Now let $\dfrac{{1 + 2x}}{{1 - x - {x^2}}} = {a_0} + {a_1}x + {a_2}{x^2} + {a_3}{x^3} + ...$
So, taking denominator to the LHS part we can say that
$1 + 2x = (1 - x - {x^2})({a_0} + {a_1}x + {a_2}{x^2} + {a_3}{x^3} + ...)$
So, we get
$1 + 2x = ({a_0} + {a_1}x + {a_2}{x^2} + {a_3}{x^3} + ...) - (x{a_0} + {x^2}{a_1} + {x^3}{a_2} + ...) - ({x^2}{a_0} + {x^3}{a_1} + {x^4}{a_2} + ...$
Now we will be comparing the coefficients of x with x and ${x^2}$ with ${x^2}$ and so on, for both the LHS and the RHS part but only up to${x^3}$.

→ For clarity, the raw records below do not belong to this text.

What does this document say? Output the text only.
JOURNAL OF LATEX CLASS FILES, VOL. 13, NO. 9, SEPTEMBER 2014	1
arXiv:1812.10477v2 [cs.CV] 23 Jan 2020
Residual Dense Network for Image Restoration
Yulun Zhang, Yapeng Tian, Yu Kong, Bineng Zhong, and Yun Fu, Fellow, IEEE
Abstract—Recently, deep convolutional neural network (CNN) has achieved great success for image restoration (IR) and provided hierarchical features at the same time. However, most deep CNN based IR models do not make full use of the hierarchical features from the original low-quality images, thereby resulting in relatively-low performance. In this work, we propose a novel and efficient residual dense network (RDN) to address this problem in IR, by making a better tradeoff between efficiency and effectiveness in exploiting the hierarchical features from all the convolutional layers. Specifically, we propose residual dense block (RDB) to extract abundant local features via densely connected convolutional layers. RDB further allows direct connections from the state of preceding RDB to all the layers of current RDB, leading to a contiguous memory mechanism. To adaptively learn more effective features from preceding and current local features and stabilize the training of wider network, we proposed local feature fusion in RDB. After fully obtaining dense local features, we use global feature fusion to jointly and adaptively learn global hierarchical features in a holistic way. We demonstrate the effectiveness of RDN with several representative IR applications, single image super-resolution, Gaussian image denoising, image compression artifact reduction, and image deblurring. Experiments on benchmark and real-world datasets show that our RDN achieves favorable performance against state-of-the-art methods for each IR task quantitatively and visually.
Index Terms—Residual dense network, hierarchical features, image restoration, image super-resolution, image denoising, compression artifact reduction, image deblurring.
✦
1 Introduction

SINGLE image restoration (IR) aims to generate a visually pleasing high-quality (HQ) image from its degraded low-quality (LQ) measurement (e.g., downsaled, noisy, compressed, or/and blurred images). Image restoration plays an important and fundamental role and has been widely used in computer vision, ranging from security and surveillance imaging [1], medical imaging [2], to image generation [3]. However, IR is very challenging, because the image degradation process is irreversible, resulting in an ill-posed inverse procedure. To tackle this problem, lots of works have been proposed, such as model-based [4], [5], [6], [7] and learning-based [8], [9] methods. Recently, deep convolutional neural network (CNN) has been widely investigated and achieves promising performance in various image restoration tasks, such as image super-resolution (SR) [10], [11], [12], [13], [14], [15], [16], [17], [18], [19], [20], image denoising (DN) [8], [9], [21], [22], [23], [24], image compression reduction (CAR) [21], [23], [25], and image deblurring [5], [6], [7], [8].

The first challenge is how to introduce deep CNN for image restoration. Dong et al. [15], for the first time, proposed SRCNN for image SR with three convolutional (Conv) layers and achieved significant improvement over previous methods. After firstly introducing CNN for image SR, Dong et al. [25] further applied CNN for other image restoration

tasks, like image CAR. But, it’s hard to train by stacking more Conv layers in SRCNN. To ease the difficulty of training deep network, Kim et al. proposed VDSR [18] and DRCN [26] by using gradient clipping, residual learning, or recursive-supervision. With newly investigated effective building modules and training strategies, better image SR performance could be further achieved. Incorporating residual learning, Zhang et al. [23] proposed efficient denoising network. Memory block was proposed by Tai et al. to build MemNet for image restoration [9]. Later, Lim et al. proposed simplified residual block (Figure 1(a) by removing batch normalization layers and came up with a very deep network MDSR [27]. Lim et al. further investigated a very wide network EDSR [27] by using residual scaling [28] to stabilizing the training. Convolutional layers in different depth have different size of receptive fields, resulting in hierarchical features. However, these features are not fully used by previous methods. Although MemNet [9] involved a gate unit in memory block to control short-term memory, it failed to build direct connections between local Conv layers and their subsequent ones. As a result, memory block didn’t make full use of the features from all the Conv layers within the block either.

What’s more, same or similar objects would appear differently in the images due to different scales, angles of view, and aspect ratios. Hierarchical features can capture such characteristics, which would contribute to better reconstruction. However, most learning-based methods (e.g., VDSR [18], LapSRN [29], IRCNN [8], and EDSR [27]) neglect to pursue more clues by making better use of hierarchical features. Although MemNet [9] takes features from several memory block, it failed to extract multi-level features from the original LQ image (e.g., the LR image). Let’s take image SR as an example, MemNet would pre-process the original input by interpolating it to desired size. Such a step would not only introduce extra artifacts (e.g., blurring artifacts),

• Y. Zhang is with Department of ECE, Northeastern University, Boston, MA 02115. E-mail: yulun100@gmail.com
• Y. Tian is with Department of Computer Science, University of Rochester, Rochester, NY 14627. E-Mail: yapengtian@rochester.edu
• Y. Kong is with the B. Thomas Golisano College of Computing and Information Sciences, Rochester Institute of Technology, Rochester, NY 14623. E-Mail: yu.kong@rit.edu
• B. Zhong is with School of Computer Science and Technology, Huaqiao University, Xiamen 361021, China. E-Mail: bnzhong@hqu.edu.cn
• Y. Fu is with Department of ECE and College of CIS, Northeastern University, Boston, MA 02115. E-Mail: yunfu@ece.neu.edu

On comparing the coefficients, we get
${a_0} = 1,{a_1} - {a_0} = 2{\text{ }}$
So, putting values we get
${{\text{a}}_1} = 3$
Now the coefficients of higher power of x are found in succession form and following the relation ${a_n} - {a_{n - 1}} - {a_{n - 2}} = 0$
Hence put n = 2
${a_2} - {a_{2 - 1}} - {a_{2 - 2}} = 0$
$ \Rightarrow $${a_2} - {a_1} - {a_0} = 0$
Putting the values, we get ${a_2} - 4 = 0 \Rightarrow {a_2} = 4$
Now putting n = 3
${a_3} - {a_{3 - 1}} - {a_{3 - 2}} = 0$
$ \Rightarrow $${a_3} - {a_2} - {a_1} = 0$
Putting the values, we get ${a_3} - 7 = 0 \Rightarrow {a_3} = 7$
Thus, let’s substitute the value back to obtain the desired expansion we get
$\dfrac{{1 + 2x}}{{1 - x - {x^2}}} = 1 + 3x + 4{x^2} + 7{x^3} + ...$

Note: The key approach to solve such type of problem statements is always to equate the given expression with a general polynomial equation. Then using the information provided in the question simply evaluate to obtain the desired coefficients, putting these values back will eventually give the expanded expression.